Mrg de Verthanon, de tendance janséniste, fut nommé évêque de Luçon en 1737. Par ses maladresses et ses provocations il ralluma dans son évêché la querelle des jansénistes et des jésuites (6). Ceux-ci enseignaient au séminaire et ils avaient dans le même camp qu’eux, la majorité des chanoines de la cathédrale, et aussi les Ursulines de Luçon. L’évêque prit des mesures (nominations) qui mirent le feu aux poudres. On en vint aux mains dans la cathédrale et au couvent des Ursulines. En 1751 il décida de rétablir l’usage de l’ancien catéchisme des Trois Henri, remplacé depuis 1701. Ce manuel rappelait de manière classique l’essentiel des dogmes catholiques pour l’éducation des gens simples. Il était exempt de toute hérésie. Mais beaucoup refusèrent dans le clergé vendéen de l’enseigner, par sectarisme envers l’évêque, accusé à juste titre de jansénisme. Le parlement de Paris fut saisi, qui confirma la décision de l’évêque d’expulser les jésuites du séminaire de Luçon. On s’en rapporta au pape, qui refusa de condamner le catéchisme des Trois Henri. La querelle ne prit fin dans le diocèse qu’avec la mort de l’évêque en 1758.

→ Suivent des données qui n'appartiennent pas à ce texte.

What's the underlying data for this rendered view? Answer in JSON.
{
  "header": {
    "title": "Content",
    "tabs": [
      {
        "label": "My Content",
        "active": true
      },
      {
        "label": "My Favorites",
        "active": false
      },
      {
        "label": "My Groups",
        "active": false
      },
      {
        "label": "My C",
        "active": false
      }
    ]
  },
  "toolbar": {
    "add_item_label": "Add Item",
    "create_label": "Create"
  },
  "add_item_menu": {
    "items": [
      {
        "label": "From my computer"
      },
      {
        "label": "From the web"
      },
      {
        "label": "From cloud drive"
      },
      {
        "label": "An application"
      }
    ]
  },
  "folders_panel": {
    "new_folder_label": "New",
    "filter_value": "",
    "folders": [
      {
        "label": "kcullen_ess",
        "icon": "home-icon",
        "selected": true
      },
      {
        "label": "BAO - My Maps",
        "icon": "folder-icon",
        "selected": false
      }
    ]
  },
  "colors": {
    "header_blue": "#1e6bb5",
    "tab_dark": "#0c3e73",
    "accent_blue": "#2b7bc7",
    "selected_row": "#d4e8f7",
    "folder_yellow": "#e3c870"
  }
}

Dans son livre récent, Mme
Françoise Hildesheimer, Rendez à César,
l’Église et le pouvoir, met en lumière l’enjeu politique du jansénisme à
cette époque. D’abord il y avait les rapports de l’Église de France et du roi
depuis le concordat de 1516, conclu entre François 1er et le pape. Il
eut pour conséquence de placer les évêques dans un rôle d’instrument de
direction de l’opinion au service du roi de France. Ensuite des spiritualités
nouvelles, fruits de la contre-réforme catholique, comme le jansénisme,
répondirent à un besoin d’absolu. Mais l’absolu de Dieu risquait d’apparaître
comme une renaissance de l’insoumission protestante, alors que l’esprit
d’autorité triomphait dans l’Église et le royaume. En promouvant une conscience
plus indépendante, le jansénisme portait un potentiel de désobéissance civile. Alors que les jésuites, au début
utilisés par le pouvoir politique contre les jansénistes, portaient eux un esprit universaliste, mais au
service du pape, ce qui les éloigna des philosophes des lumières et du parlement de Paris au 18e siècle.
(1) Rapports des chefs de service au Conseil Général de la Vendée, lors de sa 2e session en 1899. Voir 2e chapitre du rapport, page 85 (vue 342 sur Gallica)
(2) Rapports des chefs de service au Conseil Général de la Vendée, lors de sa 2e session en 1899. Voir 2e chapitre du rapport, page 82 (vue 339 sur Gallica)
(3) Rapports des chefs de service au Conseil Général de la Vendée, lors de sa 2e session en 1899. Voir 2e chapitre du rapport, page 84 (vue 341 sur Gallica.fr)
(4) Archives historiques du diocèse
de Luçon, fonds de l’abbé Boisson : 7 Z 28-1, registre de la confrérie de
la Charité de la paroisse Saint-Christophe de Chauché, page 54.
(5) H. X. Arquillière, Histoire de l’Église (1941), Éditions de l’École, page 343
(6) J. F. Tessier, de Verthanon évêque de Luçon jalons pour un itinéraire, 2e partie, annuaire de la société d'Émulation de la Vendée, 1988, page 73 et s.